After a short spell at Colon, the rejuvenated winger finally broke out under Gabriel Heinze at Argentinos Juniors, netting 15 goals in 2016-17 to land the club the B Nacional title and promotion back to the top flight.

More silverware was to come during a stopover in Brazil with Athletico Paranaense, who lifted the 2019 Copa do Brasil with Romero in their ranks; but it was another ex-Argentina idol, Hernan Crespo, who with a drastic positional change brought the best football out of his charge.

Having only ever broken double figures in a season once in his career, Romero, now at Defensa y Justicia and re-invented as a hard-running centre-forward, scored 10 in as many Copa Sudamericana games to bring the club its first-ever trophy at the start of 2021. Two more strikes saw Defensa upset Palmeiras on penalties to take the Recopa. 

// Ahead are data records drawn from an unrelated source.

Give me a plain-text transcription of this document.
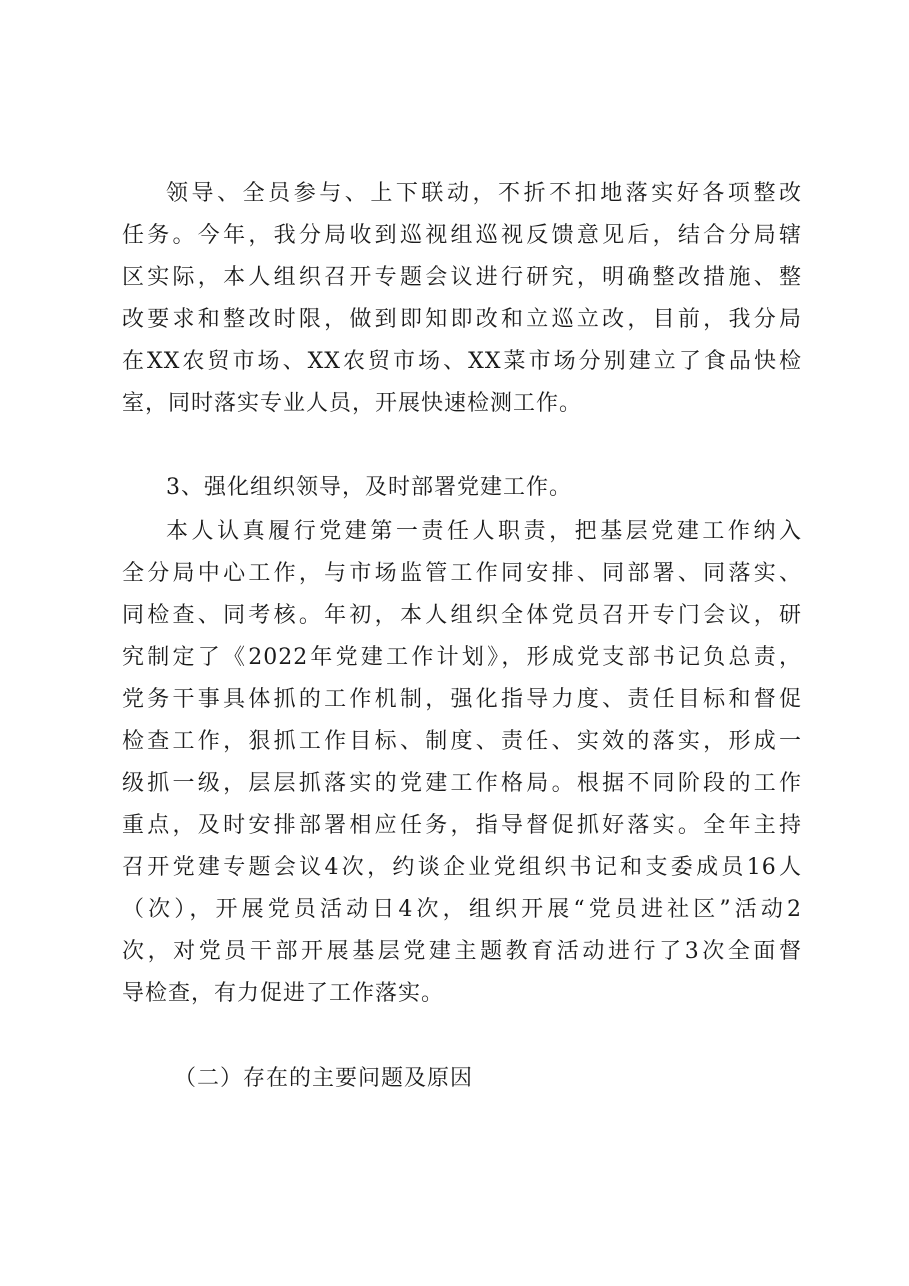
领导、全员参与、上下联动，不折不扣地落实好各项整改
任务。今年，我分局收到巡视组巡视反馈意见后，结合分局辖
区实际，本人组织召开专题会议进行研究，明确整改措施、整
改要求和整改时限，做到即知即改和立巡立改，目前，我分局
在XX农贸市场、XX农贸市场、XX菜市场分别建立了食品快检
室，同时落实专业人员，开展快速检测工作。
3、强化组织领导，及时部署党建工作。
本人认真履行党建第一责任人职责，把基层党建工作纳入
全分局中心工作，与市场监管工作同安排、同部署、同落实、
同检查、同考核。年初，本人组织全体党员召开专门会议，研
究制定了《2022年党建工作计划》，形成党支部书记负总责，
党务干事具体抓的工作机制，强化指导力度、责任目标和督促
检查工作，狠抓工作目标、制度、责任、实效的落实，形成一
级抓一级，层层抓落实的党建工作格局。根据不同阶段的工作
重点，及时安排部署相应任务，指导督促抓好落实。全年主持
召开党建专题会议4次，约谈企业党组织书记和支委成员16人
（次），开展党员活动日4次，组织开展“党员进社区”活动2
次，对党员干部开展基层党建主题教育活动进行了3次全面督
导检查，有力促进了工作落实。
（二）存在的主要问题及原因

His current Libertadores tally for the season stands at five in as many games between his former and new employers - the latest of which, a towering late header past Huracan's Marco Diaz - rescued a point for River on Sunday evening with their only goal of a 1-1 draw.

“He came to me as a winger and one day in training I was watching from the tower and I thought the team needed a bit more spice up front,” Crespo, now at Sao Paulo, told ESPN of his successful bid to turn Romero into one of South America's most lethal strikers.

“I came down and said to Braian, 'we're going to play a second half of 30 minutes, I want you at No.9 and I'll try to give you two players who can feed you'. He gave us what we needed in the final third, that explosiveness and he felt comfortable.

“He scored twice in 15 minutes and had several more great chances, it was crazy.”

Braian Romero Defensa y Justicia GFX

Romero's account is similar, albeit with another goal added for good measure. “Crespo asked me to be his No.9 and run the diagonals on the inside because he wanted to see me in that position,” he confirmed to TyC Sports . “I went and scored three in 20 minutes, one of those things in football. By chance it happened to me.

“We started fine-tuning some things, reading play better, to think more, time myself better, improve my profile, play off the looks on my team-mates' faces and take advantage of my speed without rushing myself, I learned a lot from Hernan."

It is difficult to imagine a better mentor in front of goal than the former Inter, Chelsea, Parma and Argentina ace, and it is River who are reaping the benefits now.

Unbeaten in the league after four games and raring to go against Atletico in next week's first leg in the Monumental, victory over Boca would keep them in the running for three major titles in 2021, a daunting but certainly far from insurmountable challenge.

There is talent all across Gallardo's squad, from Copa America-winning trio Franco Armani, Gonzalo Montiel and Julian Alvarez to grizzled veteran competitors like centre-back Jonathan Maidana and midfielder-cum-emergency goalkeeper Enzo Perez, as tenacious as ever at 35.

It is clear, though, that even less than 10 games into his River career, Romero's goals will be key to delivering on that potential and returning silverware to Nunez after a barren 2020.

Having battled adversity throughout his career, the journeyman winger who Crespo turned into one of the best finishers around will also not be intimidated in the slightest by the challenge of leading the line for the South American giants.